Zoe Crosher’s new body of work LA-LIKE: Prospecting Palm Fronds at LAX Art (on view through October 24) offers an uncannily beautiful approach to L.A.-specific detritus with a DuChampian appeal toward the question: What is contemporary art? Here’s the gist: Crosher goes around to various sites in Los Angeles, picking up palm fronds that have fallen to the ground, and then takes them back to her studio, where she casts them in bronze, and titles them based on the cross streets where she originally discovered them.
Somewhere between the idea that one man’s trash is another man’s treasure, and the Duchamp-ian notion that any object placed into an art gallery can be elevated to the status of art, Crosher creates a dialogue about both the art object as commodity fetishism while ultimately playing into the commodity that she has actually created. Oddly enough, these palm fronds also look like objects that one might find at Crate + Barrel or some other store that sells decorative objects, which only furthers the very meta consumer nature of this artwork. These are all relevant critiques of the art market and American consumerism, and they’re also part of an ongoing theme in Crosher’s work about the landscape of Southern California and its purported ‘value,’ both as a land mass and as a place of fantasy and desire as created by Hollywood.
But the main thing about Crosher’s body of work at LAX, and perhaps the point that she’s trying to make in actually creating these pieces, is that the work itself is uninteresting to interact with, and actually quite conservative as actual works of art. The palm fronds are arranged in two large galleries like tombstones in a graveyard; elsewhere on a perfectly clean white pedestal, we see a variety of other small palm tree plant parts arranged like archaeological artifacts in a lab, anesthetized for delicate eyes.

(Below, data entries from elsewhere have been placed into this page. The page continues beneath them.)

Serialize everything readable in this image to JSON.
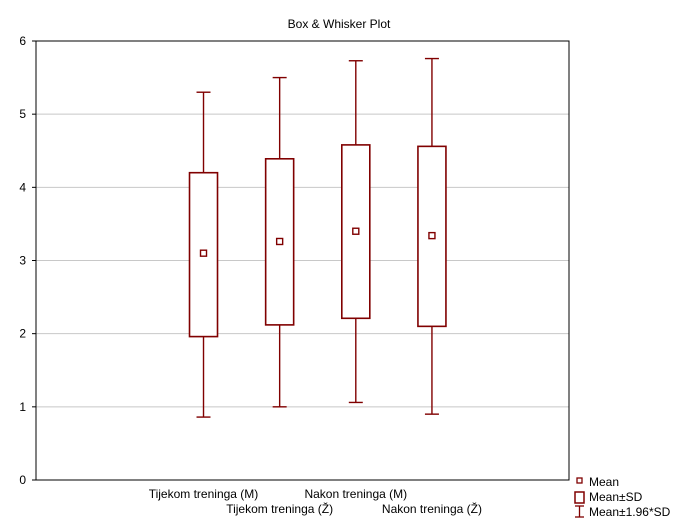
{
  "chart_data": {
    "type": "box",
    "title": "Box & Whisker Plot",
    "xlabel": "",
    "ylabel": "",
    "ylim": [
      0,
      6
    ],
    "yticks": [
      0,
      1,
      2,
      3,
      4,
      5,
      6
    ],
    "grid": true,
    "categories": [
      "Tijekom treninga (M)",
      "Tijekom treninga (Ž)",
      "Nakon treninga (M)",
      "Nakon treninga (Ž)"
    ],
    "boxes": [
      {
        "mean": 3.1,
        "sd_low": 1.96,
        "sd_high": 4.2,
        "whisker_low": 0.86,
        "whisker_high": 5.3
      },
      {
        "mean": 3.26,
        "sd_low": 2.12,
        "sd_high": 4.39,
        "whisker_low": 1.0,
        "whisker_high": 5.5
      },
      {
        "mean": 3.4,
        "sd_low": 2.21,
        "sd_high": 4.58,
        "whisker_low": 1.06,
        "whisker_high": 5.73
      },
      {
        "mean": 3.34,
        "sd_low": 2.1,
        "sd_high": 4.56,
        "whisker_low": 0.9,
        "whisker_high": 5.76
      }
    ],
    "legend": {
      "placement": "bottom-right",
      "items": [
        "Mean",
        "Mean±SD",
        "Mean±1.96*SD"
      ]
    },
    "colors": {
      "series": "#800000",
      "grid": "#c8c8c8",
      "axis": "#000000"
    }
  }
}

There are a lot of shows in Los Angeles that either implicate the landscape, or make some sort of cultural commentary on this place’s actual plant-life. Take for instance Jenny Yurshansky’s stunningly brilliant dissection of the layered meanings behind the term “invasive species” as it refers to plants, but also to conservative approaches to immigrant reform, border cultures and multiculturalism, all of which she explores in “Blacklisted: A Planted Allegory” at Pitzer College. Petra Cortright appropriates the iconic palm trees, as found on the Internet, that may or may not actually be native to SoCal but have come to signify a mediated version of Los Angeles as many have come to know it on a surface-level through films like Steve Martin’s L.A. Story. Crosher’s SoCal palms are somewhere in the mix of this manufactured palm tree forest, but with a very different set of intentions.
In her work, Crosher has been known to collect found images, as in the brilliant “Michelle duBois Project”, which came to her as if in a dream. For this series, she happened upon a treasure trove of self-portraits, which would now undoubtedly be referred to as selfies, of an all-American Oklahoma girl and sometimes escort named Michelle duBois. This woman basically takes amazing self-portraits of herself as various female archetypes, from Mae West to sexy nurse and femme fatale. Each image is imbued with an unmistakable quest to welcome the viewer to look and enjoy, without ever promising more than visual pleasure for one’s eyes. Crosher’s “Michelle duBois Project” smartly considers questions of showing other peoples’ works, if the images are only considered “art” because of their appearance in the gallery, and the continued fascination of femme gender performance in advertising and media.
Her current body of palms also uncovers the found object and, through its recontexualization into the gallery, considers what it could mean now that it’s no longer dead but not necessarily alive.